Lenape French Room

JUNE 2013

WELCOME TO THE LAST FLYER ................................................... .......................................OF THE 2012-2013 SCHOOL YEAR!

CROISSANT DAY

We pre-ordered literally hundreds of croissants. Bon Appétit!

(If you didn't already know, you can click on any thumbnail to see the full photograph.)


LEARNING HOW TO SHOP IN A MARKET (part one of two)

One activity that the French One students did to learn about shopping in a market was to listen to a few recorded conversations. For each one, they tried to draw/jot down as much information as they could: item being purchased, portion/quantity requested, and price. They took notes on individual white boards. (Thanks for all the used dryer sheets that you sent in. They work great for erasing!) After they finished listening and taking notes, they reviewed the information by speaking about it (in French) to their partner.


LEARNING HOW TO SHOP IN A MARKET (part two)

Another activity that the French One students did in order to practice ordering/requesting food in a market involved the game of "message téléphonique". You know it as "Whisper Down the Lane"! Each student wrote a sentence including three parts: a requesting expression {such as "I would like to buy"} a specific, logical quantity, and a food/drink {such as "a kilo of apples"}. They then stood in circles of about six students and sent their message around the circle. The last student to receive the message had to write it down. During the sending, and again during the writing, students were encouraged to use what they knew would be logical words and expressions to help fill in the blanks of anything that they did not hear clearly. At the end, each student read his/her original sentence to the group, and then the last person who heard it and wrote it down, read his/her version of the sentence to the group. By the end, they had each practiced writing, hearing, and speaking many different examples of things they might say or hear about shopping WHEN they go to a French-speaking country.

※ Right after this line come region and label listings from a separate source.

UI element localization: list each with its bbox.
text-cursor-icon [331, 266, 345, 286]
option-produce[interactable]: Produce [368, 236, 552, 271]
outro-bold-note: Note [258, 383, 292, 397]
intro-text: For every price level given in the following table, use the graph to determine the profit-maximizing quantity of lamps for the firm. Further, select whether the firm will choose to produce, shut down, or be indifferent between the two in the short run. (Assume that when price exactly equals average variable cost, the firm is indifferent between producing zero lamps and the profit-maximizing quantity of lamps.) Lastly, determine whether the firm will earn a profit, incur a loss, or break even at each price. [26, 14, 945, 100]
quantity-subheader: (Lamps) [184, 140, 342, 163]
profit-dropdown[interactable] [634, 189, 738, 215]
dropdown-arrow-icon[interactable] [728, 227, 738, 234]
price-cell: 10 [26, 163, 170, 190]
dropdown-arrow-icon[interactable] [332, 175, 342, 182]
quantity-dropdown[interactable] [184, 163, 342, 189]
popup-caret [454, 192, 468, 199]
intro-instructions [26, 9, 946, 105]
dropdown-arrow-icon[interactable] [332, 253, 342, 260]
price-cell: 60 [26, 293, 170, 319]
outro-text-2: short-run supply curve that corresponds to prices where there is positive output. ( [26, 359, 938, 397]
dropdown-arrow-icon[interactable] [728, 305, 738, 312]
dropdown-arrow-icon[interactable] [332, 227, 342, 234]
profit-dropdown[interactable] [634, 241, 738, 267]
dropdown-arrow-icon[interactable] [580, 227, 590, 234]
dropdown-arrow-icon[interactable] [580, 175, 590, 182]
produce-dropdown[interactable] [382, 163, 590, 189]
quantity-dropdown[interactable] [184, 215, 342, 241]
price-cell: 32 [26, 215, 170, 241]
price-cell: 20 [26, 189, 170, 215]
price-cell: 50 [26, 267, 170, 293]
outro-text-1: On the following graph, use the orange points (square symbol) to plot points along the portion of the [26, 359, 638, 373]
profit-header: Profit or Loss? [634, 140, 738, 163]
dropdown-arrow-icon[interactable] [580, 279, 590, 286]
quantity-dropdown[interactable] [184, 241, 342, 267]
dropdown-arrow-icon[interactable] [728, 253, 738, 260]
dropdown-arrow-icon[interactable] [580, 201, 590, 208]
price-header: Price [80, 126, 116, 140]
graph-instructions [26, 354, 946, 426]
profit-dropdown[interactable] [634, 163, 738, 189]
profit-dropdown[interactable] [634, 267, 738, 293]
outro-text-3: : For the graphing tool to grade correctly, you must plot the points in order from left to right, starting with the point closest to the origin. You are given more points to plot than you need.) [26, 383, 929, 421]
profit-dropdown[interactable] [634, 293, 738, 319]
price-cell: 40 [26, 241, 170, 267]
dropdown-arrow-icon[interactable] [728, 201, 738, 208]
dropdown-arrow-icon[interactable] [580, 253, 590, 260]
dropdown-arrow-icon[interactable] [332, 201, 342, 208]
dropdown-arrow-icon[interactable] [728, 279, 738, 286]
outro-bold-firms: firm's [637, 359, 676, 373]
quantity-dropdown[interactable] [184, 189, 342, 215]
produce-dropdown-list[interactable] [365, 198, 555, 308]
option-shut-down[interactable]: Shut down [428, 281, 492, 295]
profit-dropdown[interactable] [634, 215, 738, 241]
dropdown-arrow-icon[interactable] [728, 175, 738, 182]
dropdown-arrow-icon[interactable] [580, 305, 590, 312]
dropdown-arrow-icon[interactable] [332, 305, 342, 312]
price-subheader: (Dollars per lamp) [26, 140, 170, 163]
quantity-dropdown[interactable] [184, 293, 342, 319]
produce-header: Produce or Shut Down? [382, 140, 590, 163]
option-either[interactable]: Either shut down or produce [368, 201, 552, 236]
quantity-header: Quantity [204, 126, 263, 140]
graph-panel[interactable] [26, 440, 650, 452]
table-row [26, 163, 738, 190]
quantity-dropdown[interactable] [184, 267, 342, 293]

FRENCH-SPEAKING COUNTRIES IN AFRICA (part one)

Both the French One and the French Two students have been learning about French-speaking places in Africa, and focussing on the Ivory Coast.



The French Two students researched and prepared foods and drinks from a variety of French-speaking countries in both West and North Africa.


One of the favorite dishes was "Kedjenou," prepared with chicken, tomatoes, ginger, and rice. Alex M. and his father made this for dinner for their family, and then another whole crock-pot-full for us. There was enough of it that students in each of the French Two classes got to enjoy it. The French One students (whose classes are before those of French Two students) got to enjoy the aroma! If you would like to try making Kedjenou, you can find the recipe (along with others) here: www.foodbycountry.com/Algeria-to-France/C-te-d-Ivoire.html#b

FRENCH-SPEAKING COUNTRIES IN AFRICA (part two)

We also enjoyed a variety of lime cakes, sesame cookies, meat pies, drinks, and so much more! I know that this did not happen without the help of parents and guardians, so thank you, too!


FRENCH-SPEAKING COUNTRIES IN AFRICA (part three)

In addition to learning about the culture of francophone countries in Africa through their cuisine, the French Two students learned to play one of their popular games. In Côte d'Ivoire, it is known as "awalé," but you may know it already as "mancala." Although many students already had a mancala set at home, I wanted them to learn how to make their own fun. So, in pairs, they made their own game sets. Some of them were very creative!